Post-circular expansion of eccentric binary inspirals: Fourier-domain waveforms in the stationary phase approximation

We lay the foundations for the construction of analytic expressions for Fourier-domain gravitational waveforms produced by eccentric, inspiraling compact binaries in a post-circular or small-eccentricity approximation. The time-dependent, “plus” and “cross” polarizations are expanded in Bessel functions, which are then self-consistently reexpanded in a power series about zero initial eccentricity to eighth order. The stationary-phase approximation is then employed to obtain explicit analytic expressions for the Fourier transform of the post-circular expanded, time-domain signal.

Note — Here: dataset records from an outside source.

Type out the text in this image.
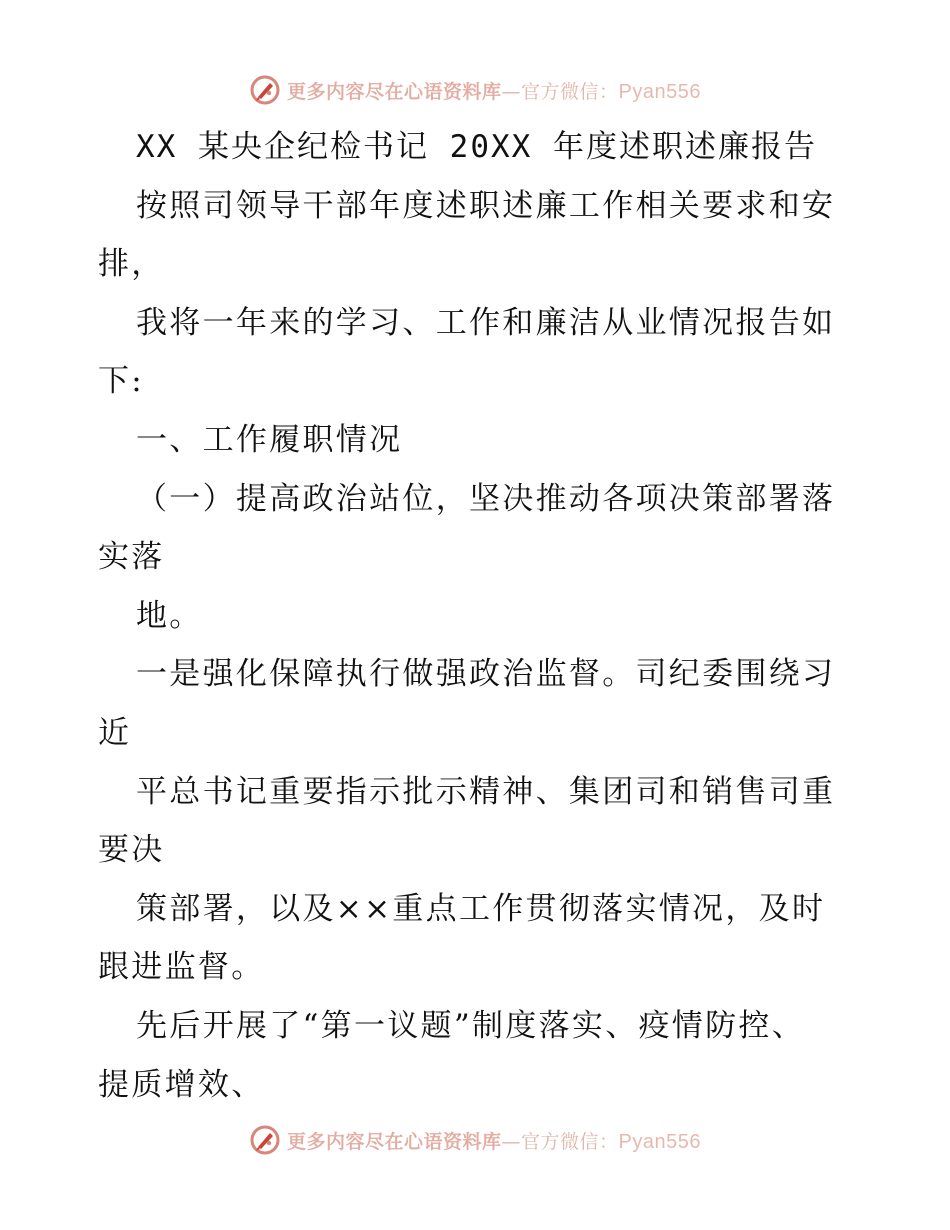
更多内容尽在心语资料库—官方微信：Pyan556
XX 某央企纪检书记 20XX 年度述职述廉报告
按照司领导干部年度述职述廉工作相关要求和安
排，
我将一年来的学习、工作和廉洁从业情况报告如
下:
一、工作履职情况
（一）提高政治站位，坚决推动各项决策部署落
实落
地。
一是强化保障执行做强政治监督。司纪委围绕习
近
平总书记重要指示批示精神、集团司和销售司重
要决
策部署，以及××重点工作贯彻落实情况，及时
跟进监督。
先后开展了“第一议题”制度落实、疫情防控、
提质增效、
更多内容尽在心语资料库—官方微信：Pyan556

We exemplify this framework by considering Newtonian-accurate waveforms, which in the post-circular scheme give rise to higher harmonics of the orbital phase and to amplitude corrections of the Fourier-domain waveform. Such higher harmonics lead to an effective increase in the inspiral mass reach of a detector as a function of the binary’s eccentricity $e_0$ at the time when the binary enters the detector sensitivity band. Using the largest initial eccentricity allowed by our approximations ($e_0<0.4$), the mass reach is found to be enhanced up to factors of approximately 5 relative to that of circular binaries for Advanced LIGO, LISA, and the proposed Einstein Telescope at a signal-to-noise ratio of ten. A post-Newtonian generalization of the post-circular scheme is also discussed, which holds the promise to provide “ready-to-use” Fourier-domain waveforms for data analysis of eccentric inspirals.

Figure 1

SNR for an equal-mass binary at optimal orientation as a function of total mass for circular binaries and elliptic binaries with initial eccentricity of 0.3. The assumed low-frequency cutoffs for AdvLIGO, ET and LISA are 20, either 1 or 10, and ${10}^{-4}\mathrm{Hz}$, respectively. The sources are at 100 Mpc for AdvLIGO and ET and at 3 Gpc for LISA. The initial eccentricity corresponds to that at the low-frequency cutoff.

Figure 2

Normalized mass reach enhancement, as a function of initial eccentricity. The normalization is given by the value of the mass reach for circular binaries, namely, $M_0=219M_{\odot }$, $M_0=440M_{\odot }(4397M_{\odot })$ and $M_0=4.239\times {10}^7{M}_{\odot }$ for AdvLIGO, ET and LISA, respectively.

Figure 3

Plot of the sine of the phase calculated numerically (solid black line) and expanded in Bessel functions for a system with $e_0=0.99$, following Eq. (2.14), and keeping 3 (dotted red line), 7 (dashed green line), 10 (dotted-dashed blue line) and 15 (dotted-dotted-dashed orange line) terms.

Figure 4

Plot of the absolute value of the fractional relative difference between the sine of the eccentric anomaly, calculated numerically and expanded in Bessel functions with 9 terms, for different eccentricities ($e=0.4$ solid black curve, $e=0.2$ blue dashed curve, and $e=0.1$ red dotted curve). The results are here normalized by the exact numerical solution.

Figure 5

Eccentricity as a function of frequency for different value of the initial eccentricity $e_0$ evaluated at $F_0=20\mathrm{Hz}$. Solid lines correspond to the eccentricity as given by Eq. (3.11) for $e_0=\{0.1,0.3,0.5,0.6,0.7,0.8,0.9\}$, in ascending order. Dotted lines correspond to the approximant of Eq. (3.12) for the same initial eccentricities.

Figure 6

SNR for an equal-mass binary at optimal orientation as a function of total mass in solar mass units for different initial eccentricities. The top figures correspond to the AdvLIGO (left) and ET (right) detectors, while results for the LISA detector are shown in the bottom panel.

Figure 7

Absolute value of the difference in SNR computed up to ${\ell }_{\max }=(2,3,4,5,6,7,8,9)$ and up to ${\ell }_{\max }=10$. We use the AdvLIGO noise curve and an initial eccentricity of $e_0=0.01$, $e_0=0.1$, $e_0=0.3$ and $e_0=0.4$ (top to bottom). The insets zoom on the $y$ axis in the region between 200 and 800 solar masses.

Figure 8

Histograms of the AdvLIGO SNR (see text) for a set of random observer orientations. The left (right) panel corresponds to a $M=100M_{\odot }$ ($M=300M_{\odot }$) system. Systems with initial eccentricity $e_0=(0.1,0.2,0.4)$ are shown in dotted black, dashed blue and solid red, respectively.

Figure 9

Frequency 1 yr prior to merger as a function of total mass for equal-mass binaries with different initial eccentricity: $e_0=0$ (crosses), $e_0=0.1$ (circles), $e_0=0.2$ (squares), and $e_0=0.4$ (diamonds). The quantity $f={10}^{-4}\mathrm{Hz}$ corresponds to the acceleration noise cutoff frequency.